KEY POINTS:
The booze culture Labour MP George Hawkins remembers from growing up in "dry" Mt Eden is vastly different from what it is in his Manurewa electorate.
It was the habit of young men to head home on the trolley bus after six o'clock closing with a cardboard box and six bottles of beer, enough to last two or three weeks.
But in pockets of Mr Hawkins' beloved Manurewa, alcohol is a way of life. "It's not just, `Let's go on the booze on Saturday night'. It's seven days a week. It's like going and buying a pie, it's that easy."
When the beer runs out, it is just a quick trip to the corner shop to get more, or to get your older mates to get some, or to send mum out to get some for the young ones.
Mr Hawkins tells of a woman he met who was beaten up by her son because she wouldn't get him booze.
The crime stories that have emerged from Manurewa have sullied the name of an area that was once home to John Walker and Scott Dixon and was where Jonah Lomu played rugby.
Mr Hawkins has got plenty of positive things to say about the area _ especially the pride in its schools _ but he does not believe in keeping quiet about its problems. "I am not prepared to do that."
He would rather talk about them and try to get some action. This week he got Parliament's permission to fast-track his private member's bill that would, over time, cut the number of liquor outlets in impoverished areas. It had been sitting in the MPs' ballot and might never have been drawn.
It is probably the most action he has had as a backbencher in this term of Parliament, where colleagues these days regard him as a quiet maverick.
His mates in Manurewa lobbied to change the boundaries of his electorate, making his safe seat safer and the marginal seat of Botany safe for National on paper.
He asks written questions of ministers in a way that Opposition MPs do. And he has refused to take the hint that it might be time to retire.
Mr Hawkins, 62, has represented Manurewa since 1990. With a majority of 11,707, his seat is safe, and he savours it with the relish of someone who laughs out loud at the envy of seatless colleagues on the party list who would rather like his electorate.
"I've got some bad news for those people who are hanging around like vultures. I am going to be here for a long while _ could even be six years rather than another term."
Last year, Mr Hawkins had an operation for bowel cancer and took two months off. He had a lot of visitors.

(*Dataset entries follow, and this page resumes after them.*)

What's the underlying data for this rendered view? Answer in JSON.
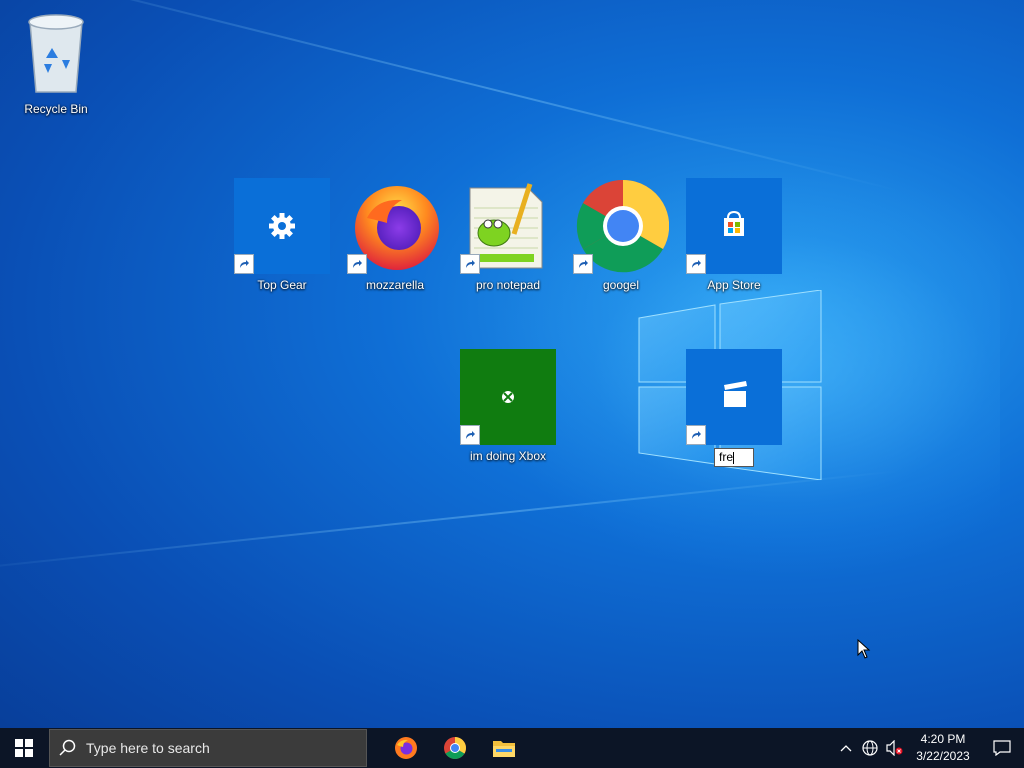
{
  "desktop": {
    "icons": [
      {
        "label": "Recycle Bin",
        "icon": "recycle-bin-icon"
      },
      {
        "label": "Top Gear",
        "icon": "settings-gear-icon"
      },
      {
        "label": "mozzarella",
        "icon": "firefox-icon"
      },
      {
        "label": "pro notepad",
        "icon": "notepad-plus-plus-icon"
      },
      {
        "label": "googel",
        "icon": "chrome-icon"
      },
      {
        "label": "App Store",
        "icon": "microsoft-store-icon"
      },
      {
        "label": "im doing Xbox",
        "icon": "xbox-icon"
      },
      {
        "label": "",
        "icon": "movies-tv-icon"
      }
    ],
    "rename_value": "fre"
  },
  "taskbar": {
    "search_placeholder": "Type here to search",
    "pinned": [
      "firefox-icon",
      "chrome-icon",
      "file-explorer-icon"
    ],
    "tray_icons": [
      "chevron-up-icon",
      "network-globe-icon",
      "speaker-muted-icon"
    ],
    "time": "4:20 PM",
    "date": "3/22/2023"
  },
  "colors": {
    "accent_tile": "#0a6fd8",
    "xbox_tile": "#107c10",
    "taskbar": "#0c1526"
  }
}
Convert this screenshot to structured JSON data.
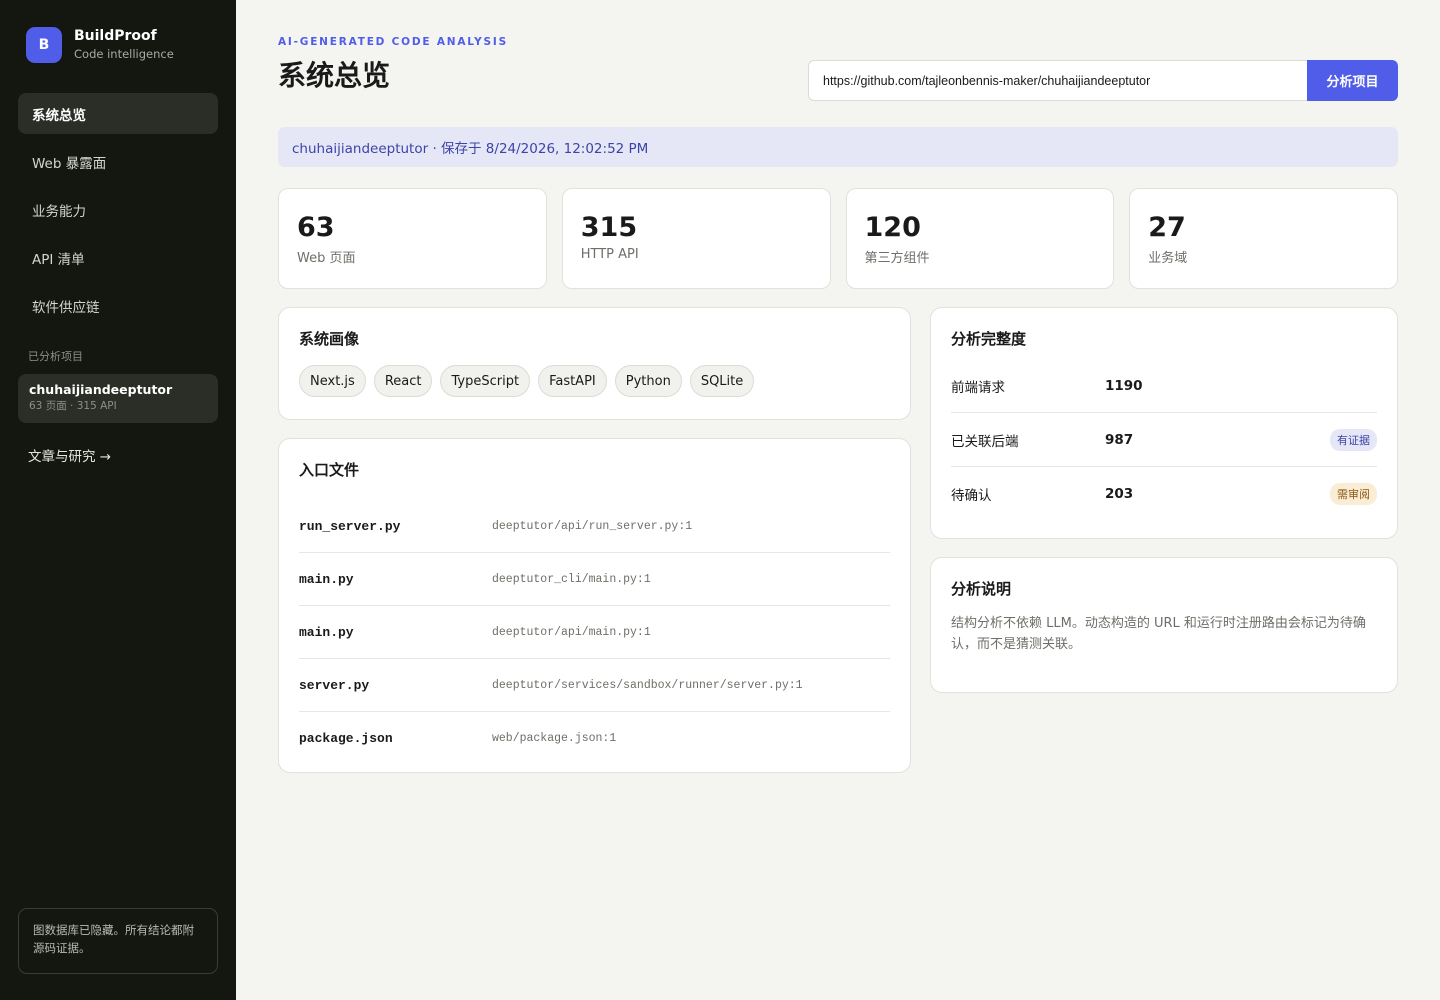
{
  "brand": {
    "logo_letter": "B",
    "name": "BuildProof",
    "subtitle": "Code intelligence"
  },
  "nav": {
    "items": [
      {
        "label": "系统总览",
        "active": true
      },
      {
        "label": "Web 暴露面",
        "active": false
      },
      {
        "label": "业务能力",
        "active": false
      },
      {
        "label": "API 清单",
        "active": false
      },
      {
        "label": "软件供应链",
        "active": false
      }
    ]
  },
  "projects": {
    "section_label": "已分析项目",
    "current": {
      "name": "chuhaijiandeeptutor",
      "meta": "63 页面 · 315 API"
    }
  },
  "articles_link": "文章与研究 →",
  "sidebar_note": "图数据库已隐藏。所有结论都附源码证据。",
  "header": {
    "eyebrow": "AI-GENERATED CODE ANALYSIS",
    "title": "系统总览",
    "repo_input_value": "https://github.com/tajleonbennis-maker/chuhaijiandeeptutor",
    "analyze_button": "分析项目"
  },
  "saved_banner": "chuhaijiandeeptutor · 保存于 8/24/2026, 12:02:52 PM",
  "stats": [
    {
      "value": "63",
      "label": "Web 页面"
    },
    {
      "value": "315",
      "label": "HTTP API"
    },
    {
      "value": "120",
      "label": "第三方组件"
    },
    {
      "value": "27",
      "label": "业务域"
    }
  ],
  "profile": {
    "title": "系统画像",
    "tags": [
      "Next.js",
      "React",
      "TypeScript",
      "FastAPI",
      "Python",
      "SQLite"
    ]
  },
  "entries": {
    "title": "入口文件",
    "rows": [
      {
        "name": "run_server.py",
        "path": "deeptutor/api/run_server.py:1"
      },
      {
        "name": "main.py",
        "path": "deeptutor_cli/main.py:1"
      },
      {
        "name": "main.py",
        "path": "deeptutor/api/main.py:1"
      },
      {
        "name": "server.py",
        "path": "deeptutor/services/sandbox/runner/server.py:1"
      },
      {
        "name": "package.json",
        "path": "web/package.json:1"
      }
    ]
  },
  "completeness": {
    "title": "分析完整度",
    "rows": [
      {
        "label": "前端请求",
        "value": "1190",
        "badge": ""
      },
      {
        "label": "已关联后端",
        "value": "987",
        "badge": "有证据"
      },
      {
        "label": "待确认",
        "value": "203",
        "badge": "需审阅"
      }
    ]
  },
  "notes": {
    "title": "分析说明",
    "text": "结构分析不依赖 LLM。动态构造的 URL 和运行时注册路由会标记为待确认，而不是猜测关联。"
  },
  "colors": {
    "accent": "#4f5de8",
    "sidebar_bg": "#141610",
    "page_bg": "#f4f4f0"
  }
}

"They didn't want to hold your hand, they wanted to take your pulse."
Mr Hawkins' political story holds more than a touch of stubborn battler.
Before entering Parliament, he was Mayor of Papakura. It took him four goes before he had even made it to the council. He has also been a photographer for the Auckland Star and a teacher.
He tried and failed several times to gain Labour selection before succeeding in Manurewa in 1990.
The year before, he and his wife, Jan, lost a son and "the sting went out of me". But Sir Roger Douglas and other Labour right-wingers, including Richard Prebble and Michael Bassett, persuaded him to have a go.
Mr Hawkins was one of seven 1990 Labour newcomers in a caucus of 29.
After Labour was returned to office in 1999, he served two terms as Police Minister. In the second term he came under immense pressure over police failures, such as the 111 system.
When word got out that Mr Hawkins could be demoted in a reshuffle, two colleagues, Cabinet minister John Tamihere and finance and expenditure committee chairman Clayton Cosgrove, made it known they would resign their positions if their friend was dumped.
Mr Tamihere said at the time: "He is an extraordinarily loyal person _ that's why he gets what he gives."
Mr Hawkins was not demoted at the time but after the following election, he did not regain a ministerial post.
He refuses to take the hint to go. And the party hierarchy won't push him out in a damaging selection row that it would probably lose anyway.
Mr Hawkins reckons others have eyed his seat for years. Within two years of entering Parliament he had a stroke _ which has left him with a speech impediment.
At that time he thought it was the end of his career _ and so did others.
"But it made me think that some things are really worth fighting for."
GEORGE HAWKINS
* MP for Manurewa since 1990.
* Former Police Minister.
* Married to Jan.
* Was Papakura Mayor before entering Parliament.
* One-time art teacher at Rosehill College, Papakura.